WeblateOrg / weblate

Web based localization tool with tight version control integration.
https://weblate.org/
GNU General Public License v3.0
4.63k stars 1.02k forks source link

XLIFF wrapped ICU MessageFormat checking not supported #9206

Open Chocobozzz opened 1 year ago

Chocobozzz commented 1 year ago

Describe the issue

The check throws an error because of an id attribute in tag

I already tried

Steps to reproduce the behavior

  1. Enable icu-message-format, icu-flags:xml flags
  2. Create We couldn't find any resource tied to the URL <x id="INTERPOLATION" equiv-text="{{ pathname }}"/> you were looking for. source string
  3. Translate it using Nepodařilo se nám najít žádný zdroj vázaný na hledanou URL <x id="INTERPOLATION" equiv-text="{{ pathname }}"/>.

The check throws an error where it shouldn't as the translations are valid.

Expected behavior

No check error

Screenshots

screen_2023-05-05-15:31:58

Exception traceback

No response

How do you run Weblate?

Other

Weblate versions

4.17

Weblate deploy checks

No response

Additional context

No response

nijel commented 1 year ago

Is ICU MessageFormat really what you use? As mentioned in https://github.com/Chocobozzz/PeerTube/issues/5781, the same string does not work in other tool. I'd suggest removing icu-flags:xml, icu-message-format from flags.

Chocobozzz commented 1 year ago

Is ICU MessageFormat really what you use?

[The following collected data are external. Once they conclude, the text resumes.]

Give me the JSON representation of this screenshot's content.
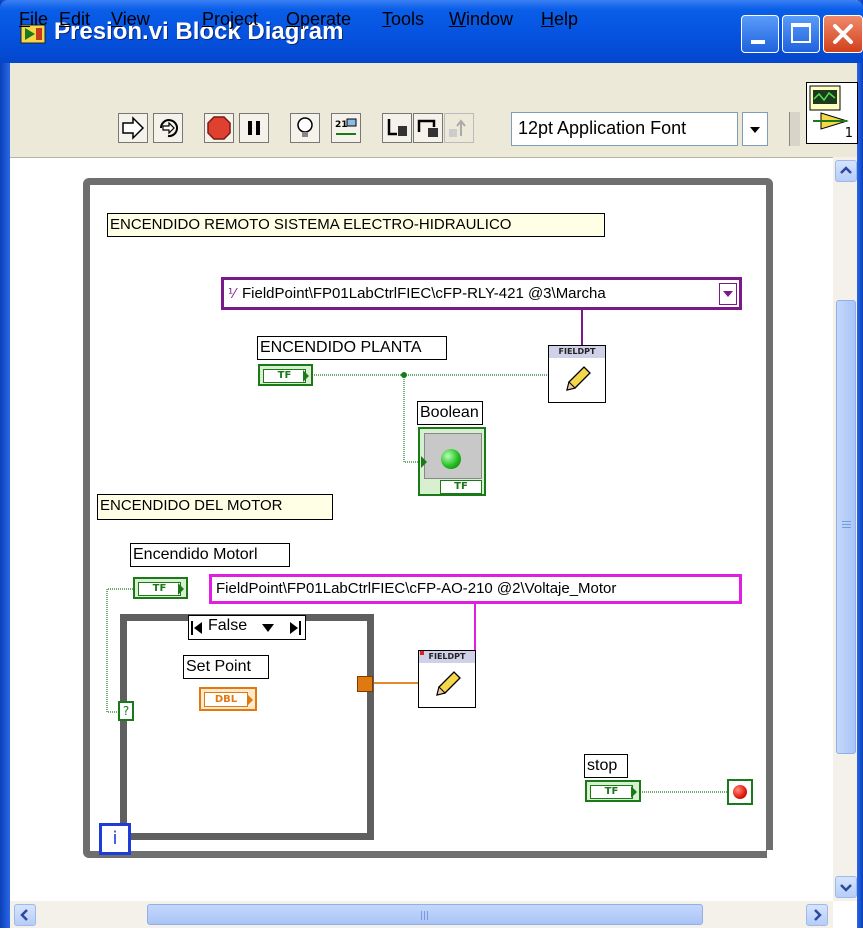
{
  "window": {
    "title": "Presion.vi Block Diagram",
    "accent_color": "#0553e0"
  },
  "menu": {
    "items": [
      {
        "label": "File",
        "mnemonic": "F",
        "rest": "ile"
      },
      {
        "label": "Edit",
        "mnemonic": "E",
        "rest": "dit"
      },
      {
        "label": "View",
        "mnemonic": "V",
        "rest": "iew"
      },
      {
        "label": "Project",
        "mnemonic": "P",
        "rest": "roject"
      },
      {
        "label": "Operate",
        "mnemonic": "O",
        "rest": "perate"
      },
      {
        "label": "Tools",
        "mnemonic": "T",
        "rest": "ools"
      },
      {
        "label": "Window",
        "mnemonic": "W",
        "rest": "indow"
      },
      {
        "label": "Help",
        "mnemonic": "H",
        "rest": "elp"
      }
    ]
  },
  "toolbar": {
    "buttons": [
      "run-icon",
      "run-continuously-icon",
      "abort-icon",
      "pause-icon",
      "highlight-execution-icon",
      "retain-wire-values-icon",
      "step-into-icon",
      "step-over-icon",
      "step-out-icon"
    ],
    "font_select": "12pt Application Font",
    "vi_icon_number": "1"
  },
  "diagram": {
    "comment_remote": "ENCENDIDO REMOTO SISTEMA ELECTRO-HIDRAULICO",
    "comment_motor": "ENCENDIDO DEL MOTOR",
    "io_relay": "FieldPoint\\FP01LabCtrlFIEC\\cFP-RLY-421 @3\\Marcha",
    "io_analog": "FieldPoint\\FP01LabCtrlFIEC\\cFP-AO-210 @2\\Voltaje_Motor",
    "label_encendido_planta": "ENCENDIDO PLANTA",
    "label_boolean": "Boolean",
    "label_encendido_motor": "Encendido Motorl",
    "label_set_point": "Set Point",
    "label_stop": "stop",
    "terminal_tf": "TF",
    "terminal_dbl": "DBL",
    "fieldpoint_node": "FIELDPT",
    "case_selector": "False",
    "case_selector_terminal": "?",
    "iteration_terminal": "i",
    "colors": {
      "boolean_wire": "#1a7a1a",
      "numeric_wire": "#e07a10",
      "io_purple": "#7a1a8a",
      "io_magenta": "#e020e0"
    }
  }
}
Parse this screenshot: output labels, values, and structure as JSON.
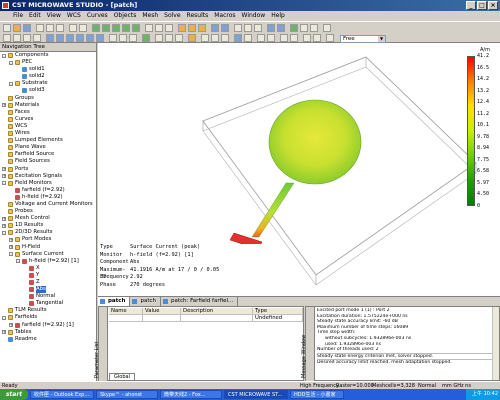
{
  "window": {
    "title": "CST MICROWAVE STUDIO - [patch]"
  },
  "menu": [
    "File",
    "Edit",
    "View",
    "WCS",
    "Curves",
    "Objects",
    "Mesh",
    "Solve",
    "Results",
    "Macros",
    "Window",
    "Help"
  ],
  "toolbar": {
    "view_mode": "Free"
  },
  "navtree": {
    "title": "Navigation Tree",
    "items": [
      {
        "label": "Components",
        "expander": "-",
        "icon": "folder"
      },
      {
        "label": "PEC",
        "expander": "-",
        "icon": "folder"
      },
      {
        "label": "solid1",
        "expander": "",
        "icon": "solid"
      },
      {
        "label": "solid2",
        "expander": "",
        "icon": "solid"
      },
      {
        "label": "Substrate",
        "expander": "-",
        "icon": "folder"
      },
      {
        "label": "solid3",
        "expander": "",
        "icon": "solid"
      },
      {
        "label": "Groups",
        "expander": "",
        "icon": "folder"
      },
      {
        "label": "Materials",
        "expander": "+",
        "icon": "folder"
      },
      {
        "label": "Faces",
        "expander": "",
        "icon": "folder"
      },
      {
        "label": "Curves",
        "expander": "",
        "icon": "folder"
      },
      {
        "label": "WCS",
        "expander": "",
        "icon": "folder"
      },
      {
        "label": "Wires",
        "expander": "",
        "icon": "folder"
      },
      {
        "label": "Lumped Elements",
        "expander": "",
        "icon": "folder"
      },
      {
        "label": "Plane Wave",
        "expander": "",
        "icon": "folder"
      },
      {
        "label": "Farfield Source",
        "expander": "",
        "icon": "folder"
      },
      {
        "label": "Field Sources",
        "expander": "",
        "icon": "folder"
      },
      {
        "label": "Ports",
        "expander": "+",
        "icon": "folder"
      },
      {
        "label": "Excitation Signals",
        "expander": "+",
        "icon": "folder"
      },
      {
        "label": "Field Monitors",
        "expander": "-",
        "icon": "folder"
      },
      {
        "label": "farfield (f=2.92)",
        "expander": "",
        "icon": "mon"
      },
      {
        "label": "h-field (f=2.92)",
        "expander": "",
        "icon": "mon"
      },
      {
        "label": "Voltage and Current Monitors",
        "expander": "",
        "icon": "folder"
      },
      {
        "label": "Probes",
        "expander": "",
        "icon": "folder"
      },
      {
        "label": "Mesh Control",
        "expander": "+",
        "icon": "folder"
      },
      {
        "label": "1D Results",
        "expander": "+",
        "icon": "folder"
      },
      {
        "label": "2D/3D Results",
        "expander": "-",
        "icon": "folder"
      },
      {
        "label": "Port Modes",
        "expander": "+",
        "icon": "folder"
      },
      {
        "label": "H-Field",
        "expander": "+",
        "icon": "folder"
      },
      {
        "label": "Surface Current",
        "expander": "-",
        "icon": "folder"
      },
      {
        "label": "h-field (f=2.92) [1]",
        "expander": "-",
        "icon": "mon"
      },
      {
        "label": "X",
        "expander": "",
        "icon": "mon"
      },
      {
        "label": "Y",
        "expander": "",
        "icon": "mon"
      },
      {
        "label": "Z",
        "expander": "",
        "icon": "mon"
      },
      {
        "label": "Abs",
        "expander": "",
        "icon": "mon",
        "selected": true
      },
      {
        "label": "Normal",
        "expander": "",
        "icon": "mon"
      },
      {
        "label": "Tangential",
        "expander": "",
        "icon": "mon"
      },
      {
        "label": "TLM Results",
        "expander": "",
        "icon": "folder"
      },
      {
        "label": "Farfields",
        "expander": "-",
        "icon": "folder"
      },
      {
        "label": "farfield (f=2.92) [1]",
        "expander": "+",
        "icon": "mon"
      },
      {
        "label": "Tables",
        "expander": "+",
        "icon": "folder"
      },
      {
        "label": "Readme",
        "expander": "",
        "icon": "solid"
      }
    ]
  },
  "info": [
    {
      "key": "Type",
      "value": "Surface Current (peak)"
    },
    {
      "key": "Monitor",
      "value": "h-field (f=2.92) [1]"
    },
    {
      "key": "Component",
      "value": "Abs"
    },
    {
      "key": "Maximum-3D",
      "value": "41.1916 A/m at 17 / 0 / 0.05"
    },
    {
      "key": "Frequency",
      "value": "2.92"
    },
    {
      "key": "Phase",
      "value": "270 degrees"
    }
  ],
  "legend": {
    "unit": "A/m",
    "ticks": [
      "41.2",
      "16.5",
      "14.2",
      "13.2",
      "12.4",
      "11.2",
      "10.1",
      "9.78",
      "8.94",
      "7.75",
      "6.58",
      "5.97",
      "4.50",
      "0"
    ]
  },
  "colors": {
    "patch": "#cde233",
    "feed": "#7dcf3a",
    "port": "#e03030",
    "board_edge": "#9a9a9a"
  },
  "view_tabs": [
    {
      "label": "patch",
      "active": true
    },
    {
      "label": "patch",
      "active": false
    },
    {
      "label": "patch: Farfield farfiel...",
      "active": false
    }
  ],
  "params": {
    "title": "Parameter List",
    "headers": [
      "Name",
      "Value",
      "Description",
      "Type"
    ],
    "rows": [
      [
        "",
        "",
        "",
        "Undefined"
      ]
    ],
    "tab": "Global"
  },
  "messages": {
    "title": "Message Window",
    "lines": [
      {
        "text": "Excited port mode 1 (1) : Port 2",
        "indent": false,
        "sep": false
      },
      {
        "text": "Excitation duration: 1.575224e+000 ns",
        "indent": false,
        "sep": false
      },
      {
        "text": "Steady state accuracy limit: -60 dB",
        "indent": false,
        "sep": false
      },
      {
        "text": "Maximum number of time steps: 16089",
        "indent": false,
        "sep": false
      },
      {
        "text": "Time step width:",
        "indent": false,
        "sep": false
      },
      {
        "text": "without subcycles: 1.932896e-003 ns",
        "indent": true,
        "sep": false
      },
      {
        "text": "used: 1.932896e-003 ns",
        "indent": true,
        "sep": false
      },
      {
        "text": "Number of threads used: 2",
        "indent": false,
        "sep": false
      },
      {
        "text": "Steady state energy criterion met, solver stopped.",
        "indent": false,
        "sep": true
      },
      {
        "text": "Desired accuracy limit reached, mesh adaptation stopped.",
        "indent": false,
        "sep": true
      }
    ]
  },
  "statusbar": {
    "ready": "Ready",
    "freq": "High Frequency",
    "raster": "Raster=10.000",
    "meshcells": "Meshcells=3,328",
    "normal": "Normal",
    "units": "mm GHz ns"
  },
  "taskbar": {
    "start": "start",
    "tasks": [
      {
        "label": "收件匣 - Outlook Exp...",
        "active": false
      },
      {
        "label": "Skype™ - ahonst",
        "active": false
      },
      {
        "label": "微带天线2 - Fox...",
        "active": false
      },
      {
        "label": "CST MICROWAVE ST...",
        "active": true
      },
      {
        "label": "HDD生活 - 小書家",
        "active": false
      }
    ],
    "clock": "上午 10:42"
  }
}
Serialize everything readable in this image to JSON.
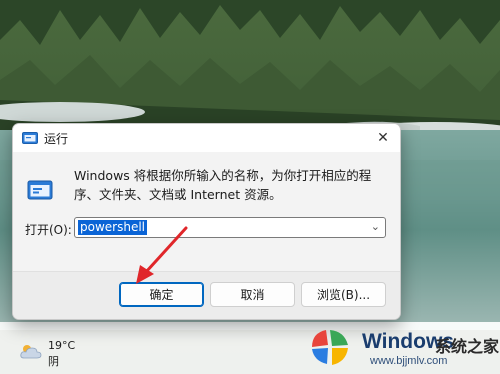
{
  "dialog": {
    "title": "运行",
    "close_glyph": "✕",
    "description": "Windows 将根据你所输入的名称，为你打开相应的程序、文件夹、文档或 Internet 资源。",
    "open_label": "打开(O):",
    "open_value": "powershell",
    "dropdown_glyph": "⌄",
    "buttons": {
      "ok": "确定",
      "cancel": "取消",
      "browse": "浏览(B)..."
    }
  },
  "weather": {
    "temperature": "19°C",
    "condition": "阴",
    "icon": "cloud-sun-icon"
  },
  "watermark": {
    "brand": "Windows",
    "cn": "系统之家",
    "url": "www.bjjmlv.com"
  },
  "colors": {
    "accent": "#0067c0",
    "selection": "#0a64d6",
    "arrow": "#e0262a"
  }
}
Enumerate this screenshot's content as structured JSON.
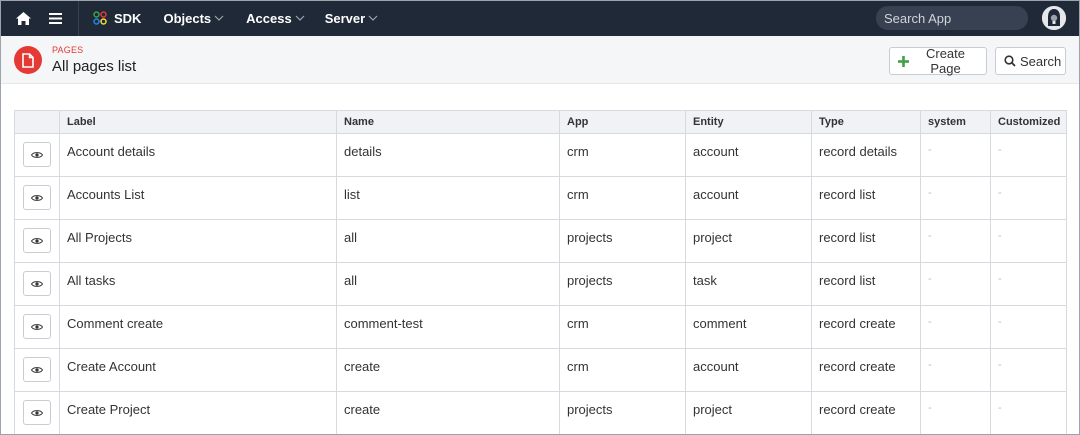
{
  "nav": {
    "brand": "SDK",
    "menus": [
      {
        "label": "Objects"
      },
      {
        "label": "Access"
      },
      {
        "label": "Server"
      }
    ],
    "search_placeholder": "Search App"
  },
  "header": {
    "kicker": "PAGES",
    "title": "All pages list",
    "create_label": "Create Page",
    "search_label": "Search"
  },
  "colors": {
    "navbar": "#1f2937",
    "accent_red": "#e53935",
    "create_plus": "#43a047"
  },
  "table": {
    "columns": [
      "",
      "Label",
      "Name",
      "App",
      "Entity",
      "Type",
      "system",
      "Customized"
    ],
    "rows": [
      {
        "label": "Account details",
        "name": "details",
        "app": "crm",
        "entity": "account",
        "type": "record details",
        "system": "-",
        "customized": "-"
      },
      {
        "label": "Accounts List",
        "name": "list",
        "app": "crm",
        "entity": "account",
        "type": "record list",
        "system": "-",
        "customized": "-"
      },
      {
        "label": "All Projects",
        "name": "all",
        "app": "projects",
        "entity": "project",
        "type": "record list",
        "system": "-",
        "customized": "-"
      },
      {
        "label": "All tasks",
        "name": "all",
        "app": "projects",
        "entity": "task",
        "type": "record list",
        "system": "-",
        "customized": "-"
      },
      {
        "label": "Comment create",
        "name": "comment-test",
        "app": "crm",
        "entity": "comment",
        "type": "record create",
        "system": "-",
        "customized": "-"
      },
      {
        "label": "Create Account",
        "name": "create",
        "app": "crm",
        "entity": "account",
        "type": "record create",
        "system": "-",
        "customized": "-"
      },
      {
        "label": "Create Project",
        "name": "create",
        "app": "projects",
        "entity": "project",
        "type": "record create",
        "system": "-",
        "customized": "-"
      }
    ]
  }
}
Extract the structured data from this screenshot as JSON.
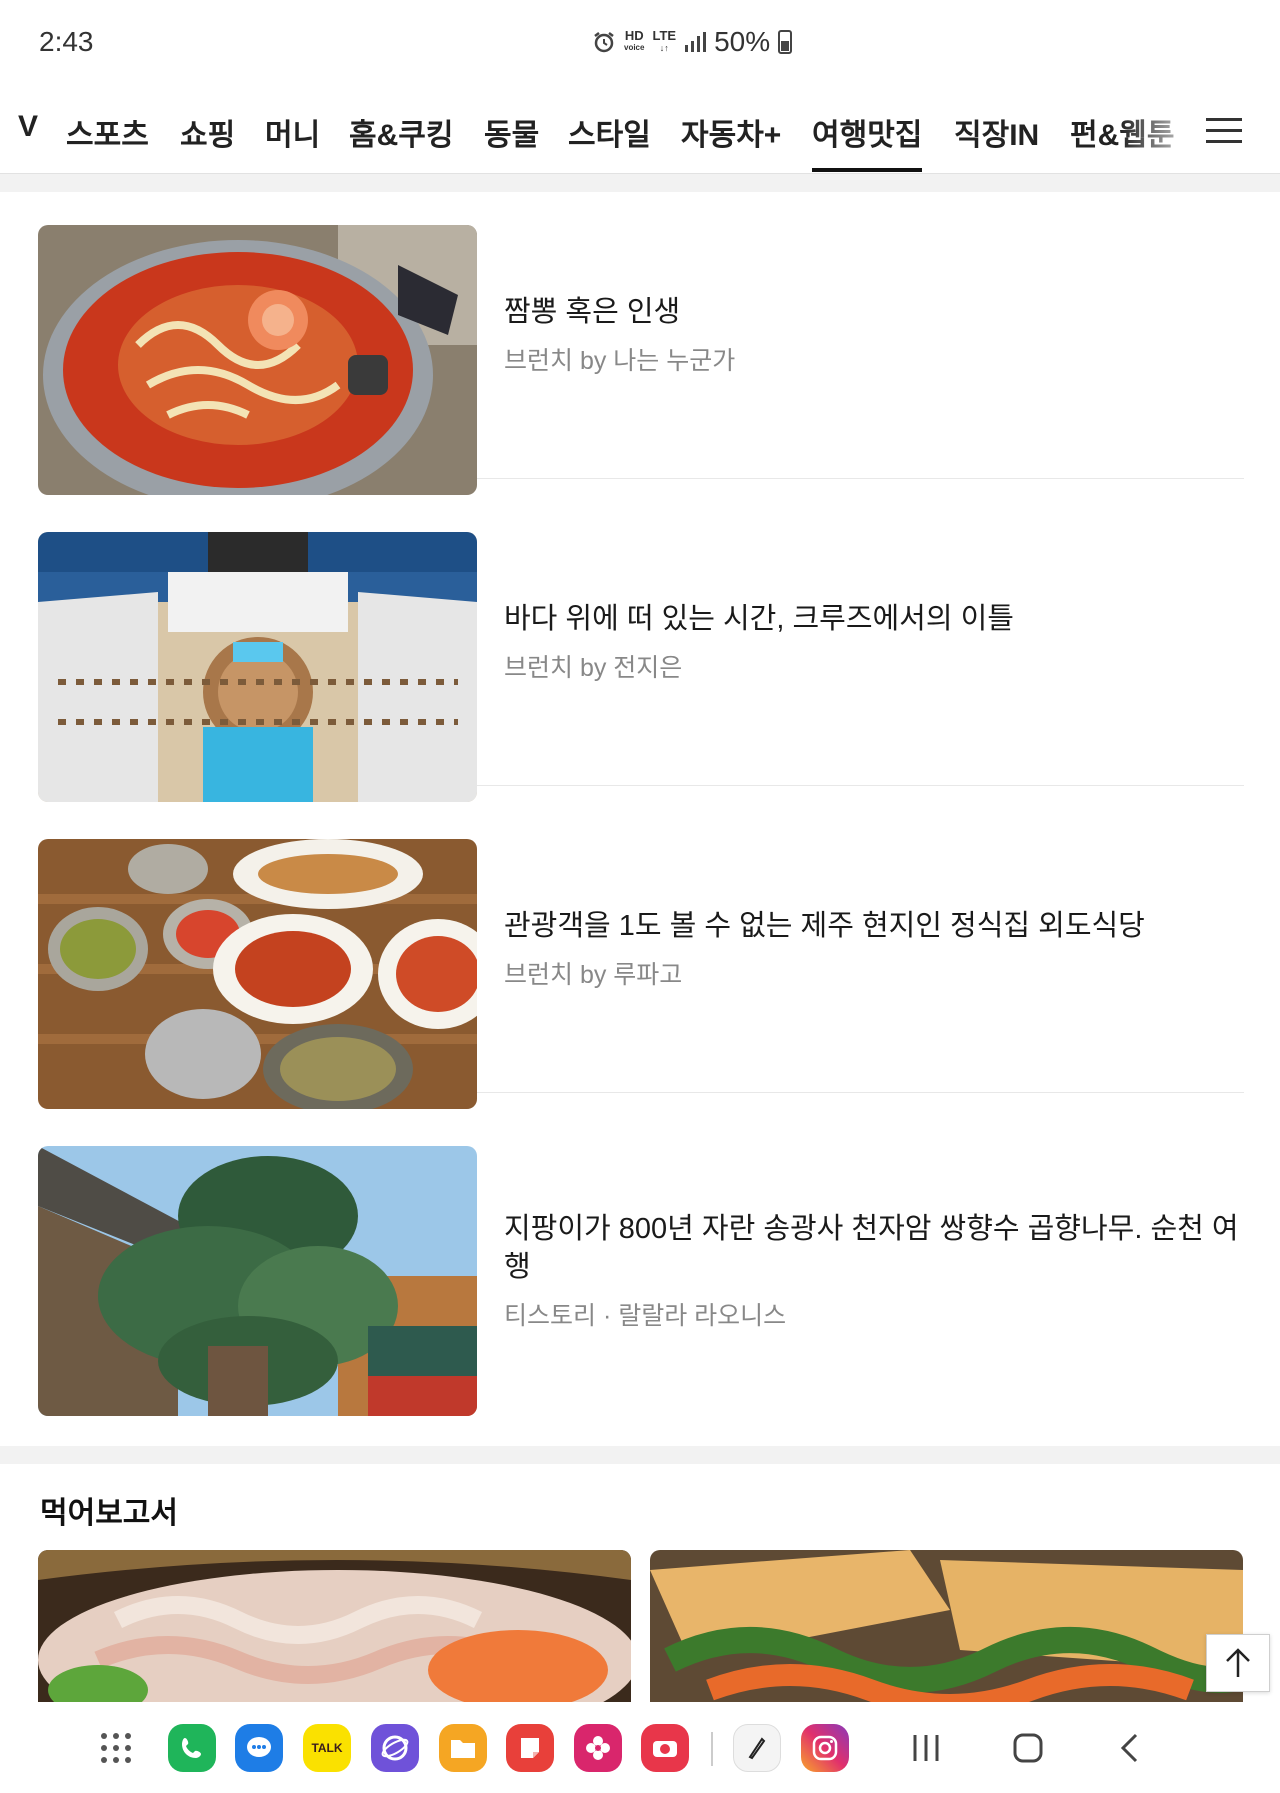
{
  "status": {
    "time": "2:43",
    "hd_top": "HD",
    "hd_bottom": "voice",
    "lte": "LTE",
    "battery": "50%"
  },
  "categories": [
    {
      "label": "V"
    },
    {
      "label": "스포츠"
    },
    {
      "label": "쇼핑"
    },
    {
      "label": "머니"
    },
    {
      "label": "홈&쿠킹"
    },
    {
      "label": "동물"
    },
    {
      "label": "스타일"
    },
    {
      "label": "자동차+"
    },
    {
      "label": "여행맛집",
      "active": true
    },
    {
      "label": "직장IN"
    },
    {
      "label": "펀&웹툰"
    }
  ],
  "articles": [
    {
      "title": "짬뽕 혹은 인생",
      "meta": "브런치 by 나는 누군가"
    },
    {
      "title": "바다 위에 떠 있는 시간, 크루즈에서의 이틀",
      "meta": "브런치 by 전지은"
    },
    {
      "title": "관광객을 1도 볼 수 없는 제주 현지인 정식집 외도식당",
      "meta": "브런치 by 루파고"
    },
    {
      "title": "지팡이가 800년 자란 송광사 천자암 쌍향수 곱향나무. 순천 여행",
      "meta": "티스토리 · 랄랄라 라오니스"
    }
  ],
  "food_section": {
    "title": "먹어보고서"
  },
  "nav": {
    "kakaotalk_label": "TALK"
  },
  "colors": {
    "active_underline": "#111111",
    "meta_text": "#888888",
    "divider": "#e8e8e8"
  }
}
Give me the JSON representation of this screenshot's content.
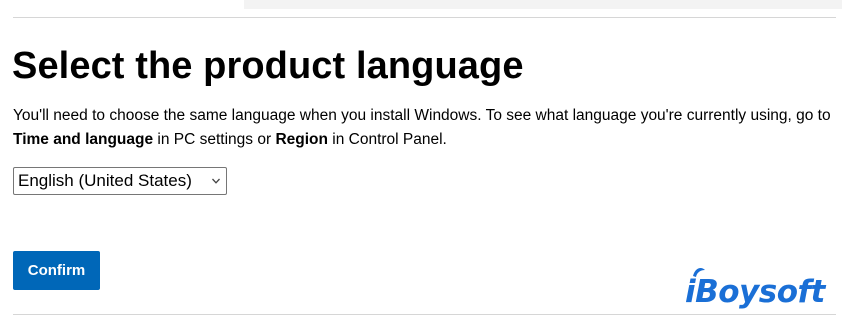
{
  "page": {
    "title": "Select the product language",
    "instructions": {
      "part1": "You'll need to choose the same language when you install Windows. To see what language you're currently using, go to ",
      "bold1": "Time and language",
      "part2": " in PC settings or ",
      "bold2": "Region",
      "part3": " in Control Panel."
    }
  },
  "language_select": {
    "selected": "English (United States)",
    "icon": "chevron-down-icon"
  },
  "confirm_button": {
    "label": "Confirm"
  },
  "watermark": {
    "text": "iBoysoft"
  },
  "colors": {
    "accent": "#0067b8",
    "watermark": "#1a6fd6"
  }
}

Yes we do using Angular i18n extractor. The string from the linked issue might be an error we should fix, it's the reason why I chose another string that should be valid. If the string is not in ICU MessageFormat, the checker should not throw an error.

I think the root cause is the checker doesn't support placeables with attributes in the string, and so many other ICU tools.

You can find a valid ICU message on https://weblate.framasoft.org/translate/peertube/angular/fr_FR/?checksum=1434c4e7ec5ffccd If <x .../> is removed the check passes. So does if we just remove the id attribute.

May be related to the way the dependency parses the placeholder, where tag attributes are not supported? https://github.com/SirStendec/pyicumessageformat/blob/770de136b9b526c0baaf889d023c115999962430/pyicumessageformat/parser.py#L281

nijel commented 1 year ago

If the string is not in ICU MessageFormat, the checker should not throw an error.

The checker is there to throw an error if the string is not valid. If you don't want it, don't enable it.

I think the root cause is the checker doesn't support placeables with attributes in the string, and so many other ICU tools.

Yes, attributes do not seem to be supported on XML tags by https://pypi.org/project/pyicumessageformat/ (what Weblate uses for handling this). I have no clue whether it is valid to use them or not.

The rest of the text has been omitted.